J'ai déjà indiqué à la Conférence de Bonn, en juillet 1997, que le secteur privé, par l'autorégulation ou le développement d'outils technologiques, a un rôle fondamental à jouer dans le développement de la confiance. A cet égard, les Pouvoirs publics, en France, ont incité les acteurs à mettre au point une démarche d'autorégulation pour les communications sur Internet et les services en lignes. Cette initiative devrait trouver un débouché concret.
D'une manière plus générale, de nombreuses questions juridiques se posent quant aux conséquences du développement d'Internet. Ces interrogations ont conduit le Premier ministre a demander à la plus haute instance juridictionnelle administrative française, le Conseil d'Etat, de réfléchir à l'adaptation de notre droit à la réalité des réseaux. Ce rapport, rendu public cet automne analyse le rôle des différents acteurs et les évolutions souhaitables. Il est à votre disposition pour enrichir une réflexion collective. Le Gouvernement entend en tirer rapidement les conclusions.
2) Si les entreprises et les utilisateurs doivent être les principaux inspirateurs de la confiance, les Gouvernements sont les garants de l'intérêt public.
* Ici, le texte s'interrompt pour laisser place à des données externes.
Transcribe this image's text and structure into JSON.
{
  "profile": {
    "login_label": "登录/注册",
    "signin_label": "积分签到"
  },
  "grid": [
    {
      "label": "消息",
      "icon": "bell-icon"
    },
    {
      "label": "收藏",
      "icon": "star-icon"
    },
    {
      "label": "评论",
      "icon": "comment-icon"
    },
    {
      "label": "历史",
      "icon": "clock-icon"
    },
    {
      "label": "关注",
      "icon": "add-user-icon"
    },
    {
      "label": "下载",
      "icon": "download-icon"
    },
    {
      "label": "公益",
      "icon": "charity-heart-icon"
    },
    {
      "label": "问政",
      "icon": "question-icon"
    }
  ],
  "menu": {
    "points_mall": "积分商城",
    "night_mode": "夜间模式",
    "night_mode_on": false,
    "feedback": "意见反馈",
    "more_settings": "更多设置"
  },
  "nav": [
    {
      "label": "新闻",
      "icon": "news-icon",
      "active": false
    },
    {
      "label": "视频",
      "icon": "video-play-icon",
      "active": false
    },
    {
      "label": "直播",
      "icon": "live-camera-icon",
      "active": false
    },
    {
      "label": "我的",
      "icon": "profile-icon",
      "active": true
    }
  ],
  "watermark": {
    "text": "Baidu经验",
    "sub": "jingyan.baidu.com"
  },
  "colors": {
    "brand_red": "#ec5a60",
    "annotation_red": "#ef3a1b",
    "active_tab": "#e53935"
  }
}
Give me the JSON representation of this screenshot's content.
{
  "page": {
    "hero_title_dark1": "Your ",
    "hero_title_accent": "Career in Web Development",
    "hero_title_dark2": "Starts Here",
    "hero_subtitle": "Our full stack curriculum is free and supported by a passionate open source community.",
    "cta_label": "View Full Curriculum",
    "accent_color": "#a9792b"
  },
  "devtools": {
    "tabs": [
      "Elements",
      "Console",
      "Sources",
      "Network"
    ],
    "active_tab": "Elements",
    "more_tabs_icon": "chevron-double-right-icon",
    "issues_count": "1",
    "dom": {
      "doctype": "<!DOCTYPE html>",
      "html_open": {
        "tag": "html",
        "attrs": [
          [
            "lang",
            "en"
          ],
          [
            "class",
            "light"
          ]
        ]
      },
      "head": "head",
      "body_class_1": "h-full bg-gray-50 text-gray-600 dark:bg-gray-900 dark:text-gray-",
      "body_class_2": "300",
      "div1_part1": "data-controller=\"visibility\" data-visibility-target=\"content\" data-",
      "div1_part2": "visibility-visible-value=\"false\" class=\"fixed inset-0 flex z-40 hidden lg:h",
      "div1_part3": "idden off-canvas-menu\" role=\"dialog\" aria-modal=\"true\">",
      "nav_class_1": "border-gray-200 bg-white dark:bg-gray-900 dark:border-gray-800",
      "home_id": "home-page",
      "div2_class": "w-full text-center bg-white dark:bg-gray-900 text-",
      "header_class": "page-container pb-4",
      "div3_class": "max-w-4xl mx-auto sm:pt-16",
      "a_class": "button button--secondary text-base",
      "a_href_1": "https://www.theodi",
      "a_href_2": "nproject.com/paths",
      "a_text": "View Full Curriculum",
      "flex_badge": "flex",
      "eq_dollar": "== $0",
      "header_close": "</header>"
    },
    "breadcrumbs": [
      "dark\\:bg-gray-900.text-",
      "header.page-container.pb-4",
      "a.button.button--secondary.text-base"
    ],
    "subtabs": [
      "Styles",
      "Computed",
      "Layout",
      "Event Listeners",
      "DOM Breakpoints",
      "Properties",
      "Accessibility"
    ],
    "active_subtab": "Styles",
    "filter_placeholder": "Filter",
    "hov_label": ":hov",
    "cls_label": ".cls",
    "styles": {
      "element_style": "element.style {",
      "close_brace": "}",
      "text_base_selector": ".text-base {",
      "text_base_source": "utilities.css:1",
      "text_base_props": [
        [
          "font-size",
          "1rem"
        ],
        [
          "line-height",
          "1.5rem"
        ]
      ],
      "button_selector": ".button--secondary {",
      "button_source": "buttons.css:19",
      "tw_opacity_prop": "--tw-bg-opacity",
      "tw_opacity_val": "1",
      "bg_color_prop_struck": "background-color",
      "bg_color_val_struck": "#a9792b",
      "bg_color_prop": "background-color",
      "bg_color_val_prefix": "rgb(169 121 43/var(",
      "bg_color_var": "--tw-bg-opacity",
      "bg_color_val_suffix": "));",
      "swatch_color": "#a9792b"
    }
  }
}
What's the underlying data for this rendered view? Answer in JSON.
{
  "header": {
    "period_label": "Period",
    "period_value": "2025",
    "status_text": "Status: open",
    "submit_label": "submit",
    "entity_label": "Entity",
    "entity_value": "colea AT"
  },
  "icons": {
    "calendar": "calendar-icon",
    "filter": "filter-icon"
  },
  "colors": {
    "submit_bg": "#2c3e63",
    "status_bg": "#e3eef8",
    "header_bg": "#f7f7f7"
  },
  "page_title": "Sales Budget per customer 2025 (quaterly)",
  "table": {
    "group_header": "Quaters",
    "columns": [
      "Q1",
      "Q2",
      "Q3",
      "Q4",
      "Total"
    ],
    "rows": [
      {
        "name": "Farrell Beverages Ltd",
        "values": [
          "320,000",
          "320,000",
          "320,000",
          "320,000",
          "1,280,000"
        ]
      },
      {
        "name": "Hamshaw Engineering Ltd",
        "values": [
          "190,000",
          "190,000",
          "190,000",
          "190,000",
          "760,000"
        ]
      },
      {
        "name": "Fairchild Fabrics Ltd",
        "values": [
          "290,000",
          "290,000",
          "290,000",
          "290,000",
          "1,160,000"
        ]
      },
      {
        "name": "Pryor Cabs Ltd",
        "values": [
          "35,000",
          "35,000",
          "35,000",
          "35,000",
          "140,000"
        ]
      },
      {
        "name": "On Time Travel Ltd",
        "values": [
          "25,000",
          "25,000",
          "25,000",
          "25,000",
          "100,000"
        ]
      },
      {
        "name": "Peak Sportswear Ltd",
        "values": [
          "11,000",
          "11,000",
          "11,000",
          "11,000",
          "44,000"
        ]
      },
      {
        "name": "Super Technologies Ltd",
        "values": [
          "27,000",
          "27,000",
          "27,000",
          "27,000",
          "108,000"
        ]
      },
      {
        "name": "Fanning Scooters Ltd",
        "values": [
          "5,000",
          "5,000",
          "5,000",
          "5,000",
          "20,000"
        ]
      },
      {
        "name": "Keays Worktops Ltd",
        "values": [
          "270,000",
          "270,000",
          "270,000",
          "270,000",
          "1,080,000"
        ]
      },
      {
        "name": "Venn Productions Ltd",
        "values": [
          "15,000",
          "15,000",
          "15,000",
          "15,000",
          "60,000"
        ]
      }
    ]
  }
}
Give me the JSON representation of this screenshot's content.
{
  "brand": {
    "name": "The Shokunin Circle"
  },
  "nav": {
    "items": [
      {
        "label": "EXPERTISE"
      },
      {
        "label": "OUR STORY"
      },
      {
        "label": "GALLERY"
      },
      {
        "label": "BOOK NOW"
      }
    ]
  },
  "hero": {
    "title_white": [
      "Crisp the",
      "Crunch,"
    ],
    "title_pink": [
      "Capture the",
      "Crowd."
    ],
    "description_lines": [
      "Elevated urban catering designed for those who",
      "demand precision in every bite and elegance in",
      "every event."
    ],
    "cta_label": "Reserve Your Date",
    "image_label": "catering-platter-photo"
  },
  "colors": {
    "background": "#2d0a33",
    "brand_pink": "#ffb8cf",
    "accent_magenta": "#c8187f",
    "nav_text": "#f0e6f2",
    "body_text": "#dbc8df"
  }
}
Les Etats ont des responsabilités propres à l'égard des citoyens qu'il leur appartient d'exercer, en fonction de leurs traditions juridiques spécifiques. A celles-ci s'ajoute l'édification, pour les Etats-membres de l'Union européenne, d'une vision coordonnée qui doit conduire à une pratique commune et même un jour à une pratique unique sur les principaux problèmes évoqués aujourd'hui.
La mise en uvre effective de ces responsabilités publiques est elle aussi une condition essentielle de la confiance des acteurs dans la pratique du commerce électronique.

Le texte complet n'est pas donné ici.